La finale de la CAN Maroc 2025 n’a pas seulement été perdue sur la pelouse. Le Maroc en sort battu sur trois fronts : le match, le récit qui l’a suivi, puis l’arbitrage disciplinaire de la CAF. Trois échecs successifs, qui obligent moins à se justifier qu’à regarder froidement ce qui n’a pas fonctionné.
1. La défaite sportive : une préparation fragilisée par la pression et les choix
Sur le plan strictement sportif, la défaite face au Sénégal ne peut être réduite à un simple accident de parcours. Elle est le produit d’une accumulation de fragilités : préparation insuffisamment adaptée aux exigences spécifiques des compétitions africaines, choix de joueurs diminués physiquement, options tactiques discutables à des moments clés.
Mais au-delà du rectangle vert, un facteur a pesé de manière décisive : la pression exceptionnelle placée sur la sélection nationale. En déclarant publiquement qu’il n’y avait « personne d’autre que lui capable de remporter la Coupe », le sélectionneur national a contribué à installer une obligation de résultat absolue. Cette posture a été amplifiée par les médias nationaux, qui ont progressivement ancré dans l’opinion une certitude devenue slogan : on organise, on la garde.
Cette narration a transformé un objectif sportif en injonction nationale, réduisant la marge d’erreur de l’équipe et rigidifiant son rapport au match. Dans un contexte africain où l’imprévu, la gestion émotionnelle et l’adaptabilité sont déterminants, cette pression auto-infligée a fini par devenir un handicap.
2. La bataille du récit : quand le « software » est attaqué
Cette pression excessive ne s’est pas limitée au terrain. Elle a ouvert un espace que d’autres ont su exploiter. Très vite, le champs médiatique a été investi par des campagnes de dénigrement portées par l’establishment algérien qui ne pouvait supporter l’idée d’un rayonnement mondial et continental du Maroc.
Fait notable : ces attaques n’ont pas visé les infrastructures, la sécurité, l’organisation, l’accueil, ni même les terrains, autant de domaines unanimement salués. La cible a été ailleurs. Plus subtile. Plus dangereuse.
C’est le software marocain qui a été attaqué : le capital immatériel, humain et symbolique patiemment construit par le Royaume depuis près de deux décennies dans les arcanes du football africain et mondial. L’argumentaire mobilisé n’est pas nouveau. Il repose sur des ressorts anciens : corruption, tricherie, manipulation. Un retour assumé à une rhétorique tribale et suspicieuse que le Maroc pensait avoir dépassée.

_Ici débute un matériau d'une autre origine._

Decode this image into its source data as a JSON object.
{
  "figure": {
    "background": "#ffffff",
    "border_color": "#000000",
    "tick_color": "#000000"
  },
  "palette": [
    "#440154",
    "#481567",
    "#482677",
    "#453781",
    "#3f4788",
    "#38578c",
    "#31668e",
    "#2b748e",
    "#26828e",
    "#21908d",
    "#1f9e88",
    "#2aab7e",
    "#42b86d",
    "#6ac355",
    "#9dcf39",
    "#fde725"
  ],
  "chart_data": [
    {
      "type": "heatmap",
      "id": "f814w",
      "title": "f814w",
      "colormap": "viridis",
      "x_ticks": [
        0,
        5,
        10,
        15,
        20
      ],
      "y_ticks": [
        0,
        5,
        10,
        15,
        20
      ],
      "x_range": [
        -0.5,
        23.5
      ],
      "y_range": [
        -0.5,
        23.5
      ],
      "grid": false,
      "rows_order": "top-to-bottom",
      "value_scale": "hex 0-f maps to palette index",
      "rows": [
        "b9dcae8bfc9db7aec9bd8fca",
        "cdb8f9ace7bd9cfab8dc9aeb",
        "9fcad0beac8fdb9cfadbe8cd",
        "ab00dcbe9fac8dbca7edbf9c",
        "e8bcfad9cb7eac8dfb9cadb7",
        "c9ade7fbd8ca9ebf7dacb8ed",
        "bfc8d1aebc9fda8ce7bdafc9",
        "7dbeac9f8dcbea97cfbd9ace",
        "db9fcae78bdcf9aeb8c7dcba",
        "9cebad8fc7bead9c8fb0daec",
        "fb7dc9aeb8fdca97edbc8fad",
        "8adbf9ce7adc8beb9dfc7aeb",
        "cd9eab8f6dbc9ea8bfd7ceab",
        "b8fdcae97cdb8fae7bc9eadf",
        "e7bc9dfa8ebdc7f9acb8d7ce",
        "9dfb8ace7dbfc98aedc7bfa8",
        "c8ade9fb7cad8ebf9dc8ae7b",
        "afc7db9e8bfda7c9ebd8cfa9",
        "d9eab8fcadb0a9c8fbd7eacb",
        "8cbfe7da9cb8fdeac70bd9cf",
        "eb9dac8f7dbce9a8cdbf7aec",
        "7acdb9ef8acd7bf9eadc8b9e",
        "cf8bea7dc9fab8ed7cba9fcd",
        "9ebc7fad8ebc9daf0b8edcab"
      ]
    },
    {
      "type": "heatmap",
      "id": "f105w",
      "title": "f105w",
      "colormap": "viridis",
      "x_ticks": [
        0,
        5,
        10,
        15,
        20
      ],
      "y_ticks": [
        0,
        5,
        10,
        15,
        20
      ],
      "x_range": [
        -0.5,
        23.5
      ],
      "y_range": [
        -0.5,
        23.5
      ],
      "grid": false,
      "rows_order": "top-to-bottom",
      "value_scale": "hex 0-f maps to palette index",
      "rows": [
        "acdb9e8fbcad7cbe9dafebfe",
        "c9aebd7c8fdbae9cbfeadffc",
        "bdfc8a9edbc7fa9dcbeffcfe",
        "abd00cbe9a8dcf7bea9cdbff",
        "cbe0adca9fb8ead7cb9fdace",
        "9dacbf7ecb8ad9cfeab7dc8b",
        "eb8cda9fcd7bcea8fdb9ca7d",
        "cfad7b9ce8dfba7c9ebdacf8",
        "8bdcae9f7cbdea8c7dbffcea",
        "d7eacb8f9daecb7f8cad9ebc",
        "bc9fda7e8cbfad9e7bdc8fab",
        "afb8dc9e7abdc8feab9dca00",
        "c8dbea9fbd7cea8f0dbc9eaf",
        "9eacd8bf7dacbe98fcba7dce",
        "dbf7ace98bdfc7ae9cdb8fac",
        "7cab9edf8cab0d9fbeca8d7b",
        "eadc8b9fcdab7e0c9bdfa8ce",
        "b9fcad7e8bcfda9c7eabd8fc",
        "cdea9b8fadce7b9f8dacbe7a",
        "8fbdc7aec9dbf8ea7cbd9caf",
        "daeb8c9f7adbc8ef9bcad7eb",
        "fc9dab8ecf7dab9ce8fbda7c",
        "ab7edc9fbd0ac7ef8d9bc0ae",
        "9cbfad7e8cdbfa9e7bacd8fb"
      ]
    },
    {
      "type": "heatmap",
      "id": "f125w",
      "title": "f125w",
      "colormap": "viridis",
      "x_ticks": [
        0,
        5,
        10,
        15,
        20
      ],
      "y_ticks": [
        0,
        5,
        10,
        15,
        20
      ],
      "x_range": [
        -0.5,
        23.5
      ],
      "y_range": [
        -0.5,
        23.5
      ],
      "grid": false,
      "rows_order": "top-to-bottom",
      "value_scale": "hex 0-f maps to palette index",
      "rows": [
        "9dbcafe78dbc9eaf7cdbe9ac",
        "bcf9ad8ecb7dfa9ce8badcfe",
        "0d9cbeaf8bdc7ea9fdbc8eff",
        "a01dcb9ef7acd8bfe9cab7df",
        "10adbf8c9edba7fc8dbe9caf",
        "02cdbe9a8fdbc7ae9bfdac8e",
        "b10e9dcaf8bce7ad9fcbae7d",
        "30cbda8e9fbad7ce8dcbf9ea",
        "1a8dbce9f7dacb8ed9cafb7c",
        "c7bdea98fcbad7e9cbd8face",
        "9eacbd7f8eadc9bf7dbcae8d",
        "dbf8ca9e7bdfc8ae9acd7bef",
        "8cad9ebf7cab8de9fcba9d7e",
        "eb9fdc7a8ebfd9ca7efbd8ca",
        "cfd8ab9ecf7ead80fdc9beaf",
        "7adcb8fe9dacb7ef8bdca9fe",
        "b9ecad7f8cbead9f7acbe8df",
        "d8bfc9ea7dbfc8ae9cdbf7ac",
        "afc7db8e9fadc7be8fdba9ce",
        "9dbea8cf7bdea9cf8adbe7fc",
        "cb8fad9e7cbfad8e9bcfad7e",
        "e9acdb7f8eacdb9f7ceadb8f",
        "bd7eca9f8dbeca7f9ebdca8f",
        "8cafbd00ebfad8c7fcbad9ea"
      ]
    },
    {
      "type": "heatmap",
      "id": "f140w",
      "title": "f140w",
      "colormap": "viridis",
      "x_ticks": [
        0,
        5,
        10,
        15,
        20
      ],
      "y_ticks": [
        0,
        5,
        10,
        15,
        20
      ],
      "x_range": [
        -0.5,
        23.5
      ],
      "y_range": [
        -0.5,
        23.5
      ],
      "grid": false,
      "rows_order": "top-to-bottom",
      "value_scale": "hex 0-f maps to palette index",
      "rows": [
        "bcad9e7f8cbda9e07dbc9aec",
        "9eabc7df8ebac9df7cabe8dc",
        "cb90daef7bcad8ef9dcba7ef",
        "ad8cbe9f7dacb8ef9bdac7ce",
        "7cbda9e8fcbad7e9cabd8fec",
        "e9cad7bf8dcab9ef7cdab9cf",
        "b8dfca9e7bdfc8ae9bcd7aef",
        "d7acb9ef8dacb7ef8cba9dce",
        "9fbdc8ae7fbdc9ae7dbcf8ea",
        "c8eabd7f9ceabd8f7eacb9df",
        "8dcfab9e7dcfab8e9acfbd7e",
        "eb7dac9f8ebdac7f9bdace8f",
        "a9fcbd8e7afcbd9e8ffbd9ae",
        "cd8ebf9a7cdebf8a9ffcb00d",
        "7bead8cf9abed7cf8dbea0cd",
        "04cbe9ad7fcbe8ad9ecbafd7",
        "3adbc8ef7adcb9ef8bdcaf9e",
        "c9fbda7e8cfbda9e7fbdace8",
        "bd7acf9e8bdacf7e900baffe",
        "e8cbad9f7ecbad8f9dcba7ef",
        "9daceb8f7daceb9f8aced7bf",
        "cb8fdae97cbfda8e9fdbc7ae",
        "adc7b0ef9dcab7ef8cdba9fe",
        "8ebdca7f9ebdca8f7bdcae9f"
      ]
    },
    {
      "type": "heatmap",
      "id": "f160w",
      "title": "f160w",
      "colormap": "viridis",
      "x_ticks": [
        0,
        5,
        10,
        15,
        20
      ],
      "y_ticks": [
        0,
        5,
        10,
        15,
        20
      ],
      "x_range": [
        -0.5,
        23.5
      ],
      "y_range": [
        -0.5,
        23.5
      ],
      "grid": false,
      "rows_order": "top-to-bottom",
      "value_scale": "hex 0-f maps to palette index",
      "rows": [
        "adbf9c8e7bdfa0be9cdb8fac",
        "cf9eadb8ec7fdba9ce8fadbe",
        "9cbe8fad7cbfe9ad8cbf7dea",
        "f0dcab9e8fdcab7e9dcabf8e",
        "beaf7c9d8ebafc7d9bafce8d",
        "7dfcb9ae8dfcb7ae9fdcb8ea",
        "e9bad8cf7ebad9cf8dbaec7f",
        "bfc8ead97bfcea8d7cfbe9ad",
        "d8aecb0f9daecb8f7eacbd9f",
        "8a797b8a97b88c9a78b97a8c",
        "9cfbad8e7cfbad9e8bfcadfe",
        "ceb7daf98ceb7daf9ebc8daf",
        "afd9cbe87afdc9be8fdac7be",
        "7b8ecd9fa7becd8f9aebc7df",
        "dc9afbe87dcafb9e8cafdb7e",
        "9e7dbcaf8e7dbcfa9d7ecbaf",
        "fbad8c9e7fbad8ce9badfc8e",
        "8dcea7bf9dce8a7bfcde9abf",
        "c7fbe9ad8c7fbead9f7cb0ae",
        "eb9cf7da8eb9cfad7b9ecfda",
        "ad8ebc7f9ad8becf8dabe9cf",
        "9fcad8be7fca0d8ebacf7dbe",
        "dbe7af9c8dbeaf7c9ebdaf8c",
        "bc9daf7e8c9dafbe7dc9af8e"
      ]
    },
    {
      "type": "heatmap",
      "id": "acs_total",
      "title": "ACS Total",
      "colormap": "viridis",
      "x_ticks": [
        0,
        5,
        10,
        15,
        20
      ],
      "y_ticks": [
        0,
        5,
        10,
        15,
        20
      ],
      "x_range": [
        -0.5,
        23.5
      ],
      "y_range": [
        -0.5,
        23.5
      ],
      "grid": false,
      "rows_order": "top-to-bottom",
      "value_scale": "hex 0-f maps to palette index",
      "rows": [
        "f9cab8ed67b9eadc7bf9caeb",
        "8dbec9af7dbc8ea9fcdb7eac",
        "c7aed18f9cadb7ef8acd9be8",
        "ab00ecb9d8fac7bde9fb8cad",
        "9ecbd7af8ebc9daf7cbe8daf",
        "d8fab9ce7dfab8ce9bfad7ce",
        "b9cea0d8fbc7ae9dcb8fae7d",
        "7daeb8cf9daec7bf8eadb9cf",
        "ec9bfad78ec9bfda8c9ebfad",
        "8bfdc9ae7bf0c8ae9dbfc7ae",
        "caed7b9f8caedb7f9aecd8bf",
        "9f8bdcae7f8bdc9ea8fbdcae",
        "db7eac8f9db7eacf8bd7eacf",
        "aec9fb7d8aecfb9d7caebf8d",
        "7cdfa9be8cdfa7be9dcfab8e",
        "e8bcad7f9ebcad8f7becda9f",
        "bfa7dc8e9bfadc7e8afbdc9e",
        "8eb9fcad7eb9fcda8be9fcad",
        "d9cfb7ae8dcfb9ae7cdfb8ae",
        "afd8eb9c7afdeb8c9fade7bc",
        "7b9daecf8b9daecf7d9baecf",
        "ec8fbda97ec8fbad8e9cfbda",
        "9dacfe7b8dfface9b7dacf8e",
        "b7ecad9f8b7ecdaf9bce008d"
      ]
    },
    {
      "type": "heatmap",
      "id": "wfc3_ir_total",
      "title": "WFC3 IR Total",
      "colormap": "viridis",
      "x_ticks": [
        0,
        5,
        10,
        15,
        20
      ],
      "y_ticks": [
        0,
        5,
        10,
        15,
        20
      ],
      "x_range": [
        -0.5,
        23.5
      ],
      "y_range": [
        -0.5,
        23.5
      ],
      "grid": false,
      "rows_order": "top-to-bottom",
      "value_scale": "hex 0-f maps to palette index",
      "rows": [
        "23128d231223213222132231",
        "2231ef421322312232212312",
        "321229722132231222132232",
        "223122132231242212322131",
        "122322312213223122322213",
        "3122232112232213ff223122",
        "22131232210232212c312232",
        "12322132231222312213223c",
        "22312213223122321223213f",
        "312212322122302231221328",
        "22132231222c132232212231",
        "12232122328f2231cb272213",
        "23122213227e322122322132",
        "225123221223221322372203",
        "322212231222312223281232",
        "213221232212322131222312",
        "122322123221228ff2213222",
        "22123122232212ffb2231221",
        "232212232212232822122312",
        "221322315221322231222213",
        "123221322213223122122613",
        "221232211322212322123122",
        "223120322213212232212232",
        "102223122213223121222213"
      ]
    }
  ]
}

Dans ce contexte, le contraste est brutal : des années de travail d’influence, de modernisation institutionnelle et de soft power peuvent être fragilisées, dans l’espace médiatique africain, par quelques voix bruyantes, parfois issues de podcasts grassement financés, et d’un écosystème médiatique national insuffisamment structuré pour répondre, déconstruire et imposer un contre-récit crédible.
3. La défaite juridique : une équivalence discutable imposée par la CAF
Cette bataille du récit a fini par produire des effets institutionnels. L’opinion africaine, manipulée, a créé un climat tel que la CAF s’est retrouvée contrainte d’arbitrer sous tension.
Le résultat est frappant : dans ses décisions disciplinaires, l’instance continentale a placé sur un plan d’égalité des faits de nature radicalement différente : le retrait d’une équipe du terrain lors d’une finale, et des incidents périphériques liés à des comportements individuels ou organisationnels. Cette équivalence, difficilement défendable sur le plan symbolique, traduit moins une lecture froide des faits qu’un compromis sous pression.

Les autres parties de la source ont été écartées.